Gürültüsü Seyreltilmiş Süpersonik Uçak
X-59, sonik patlamaları tamamen ortadan kaldırmasa da bu sesin yönünü değiştirerek rahatsız edici etkisini minimize edebiliyor. Örneğin, Concorde ve diğer süpersonik savaş uçakları 100 desibel üzerinde bir patlama sesi yaratırken, X-59’un oluşturduğu sonik patlama 75 desibel altında kalabiliyor. Bu ses seviyesi, bir elektrikli süpürgenin çalıştığı bir evdeki gürültüye eşdeğer. Oysa Concorde’un yarattığı gürültü, insanların kulaklarını rahatsız edecek ve hatta psikolojik sorunlara yol açabilecek düzeyde tanımlanıyor.
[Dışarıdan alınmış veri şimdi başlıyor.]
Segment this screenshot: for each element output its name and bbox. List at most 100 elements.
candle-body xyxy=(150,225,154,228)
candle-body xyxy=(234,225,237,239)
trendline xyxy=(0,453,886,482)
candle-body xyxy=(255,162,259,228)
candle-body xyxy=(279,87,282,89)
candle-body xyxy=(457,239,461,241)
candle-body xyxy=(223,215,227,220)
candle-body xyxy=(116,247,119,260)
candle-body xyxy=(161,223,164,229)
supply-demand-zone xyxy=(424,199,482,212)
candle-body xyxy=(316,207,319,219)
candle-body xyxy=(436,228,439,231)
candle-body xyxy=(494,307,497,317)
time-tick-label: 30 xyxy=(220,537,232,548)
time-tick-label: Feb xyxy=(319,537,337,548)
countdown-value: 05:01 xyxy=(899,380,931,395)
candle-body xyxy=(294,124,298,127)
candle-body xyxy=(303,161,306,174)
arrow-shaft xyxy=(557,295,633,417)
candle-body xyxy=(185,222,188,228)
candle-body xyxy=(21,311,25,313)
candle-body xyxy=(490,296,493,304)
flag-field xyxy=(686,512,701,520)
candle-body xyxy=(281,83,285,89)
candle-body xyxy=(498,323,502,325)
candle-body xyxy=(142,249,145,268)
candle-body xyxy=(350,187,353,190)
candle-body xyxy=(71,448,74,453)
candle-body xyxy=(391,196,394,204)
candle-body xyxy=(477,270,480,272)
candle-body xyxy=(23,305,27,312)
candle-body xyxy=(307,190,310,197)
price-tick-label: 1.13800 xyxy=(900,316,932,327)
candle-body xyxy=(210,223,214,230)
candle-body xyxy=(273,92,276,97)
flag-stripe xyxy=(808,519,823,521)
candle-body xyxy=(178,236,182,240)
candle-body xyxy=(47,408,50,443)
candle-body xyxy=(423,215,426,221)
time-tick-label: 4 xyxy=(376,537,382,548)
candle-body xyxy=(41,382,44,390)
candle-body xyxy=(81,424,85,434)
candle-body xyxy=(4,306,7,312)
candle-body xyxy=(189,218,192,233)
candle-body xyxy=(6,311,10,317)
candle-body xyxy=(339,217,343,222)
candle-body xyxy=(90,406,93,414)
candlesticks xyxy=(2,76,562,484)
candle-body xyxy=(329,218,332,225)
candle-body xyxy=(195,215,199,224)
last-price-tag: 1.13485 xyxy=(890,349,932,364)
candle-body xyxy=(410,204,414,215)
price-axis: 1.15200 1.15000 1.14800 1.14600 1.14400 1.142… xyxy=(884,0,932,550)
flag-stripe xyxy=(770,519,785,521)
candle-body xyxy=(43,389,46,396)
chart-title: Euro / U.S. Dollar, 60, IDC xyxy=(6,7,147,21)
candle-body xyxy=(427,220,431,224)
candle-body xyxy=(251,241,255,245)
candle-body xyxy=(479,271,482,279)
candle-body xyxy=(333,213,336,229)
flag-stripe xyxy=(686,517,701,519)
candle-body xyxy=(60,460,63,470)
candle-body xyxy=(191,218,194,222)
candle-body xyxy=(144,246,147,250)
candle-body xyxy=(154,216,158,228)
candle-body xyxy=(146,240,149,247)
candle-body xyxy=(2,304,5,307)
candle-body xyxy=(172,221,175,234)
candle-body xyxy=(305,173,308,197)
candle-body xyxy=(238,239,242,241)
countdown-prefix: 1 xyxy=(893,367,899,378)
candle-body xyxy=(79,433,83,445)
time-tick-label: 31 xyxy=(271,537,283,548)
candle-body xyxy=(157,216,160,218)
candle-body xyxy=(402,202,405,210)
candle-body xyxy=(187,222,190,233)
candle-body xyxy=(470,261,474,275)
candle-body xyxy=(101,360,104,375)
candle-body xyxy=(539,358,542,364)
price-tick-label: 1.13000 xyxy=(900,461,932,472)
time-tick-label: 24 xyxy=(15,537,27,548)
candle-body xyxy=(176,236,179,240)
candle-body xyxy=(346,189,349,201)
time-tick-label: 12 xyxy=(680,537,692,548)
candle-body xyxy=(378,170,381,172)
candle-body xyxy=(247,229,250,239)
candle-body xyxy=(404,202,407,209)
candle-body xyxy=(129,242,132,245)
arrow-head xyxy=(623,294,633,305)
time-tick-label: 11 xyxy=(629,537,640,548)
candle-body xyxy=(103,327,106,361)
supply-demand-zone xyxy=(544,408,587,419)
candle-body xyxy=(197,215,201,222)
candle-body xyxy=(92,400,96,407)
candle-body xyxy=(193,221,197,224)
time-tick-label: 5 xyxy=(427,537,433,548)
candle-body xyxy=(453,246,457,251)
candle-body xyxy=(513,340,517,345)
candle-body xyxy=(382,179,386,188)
NASA, X-59 ile çalışmalarını sürdürmekte ve bu teknoloji üzerinde daha fazla ilerleme kaydetmeyi hedeflemektedir. Elbette, bu yeni teknoloji öncelikle askeri uçaklarda kullanılacak. Ancak Elon Musk gibi vizyoner girişimcilerin de katkılarıyla, insanları şehirler arasında taşıyacak uzay gemileri geliştirilmeden önce, NASA’nın yeni teknolojisi sayesinde üretilecek süpersonik uçaklar bir gün İstanbul ile Ankara arasındaki uçuş sürelerini 15 dakikaya indirebilir. Ancak o güne ulaşmak için daha uzun bir süreye ihtiyaç var.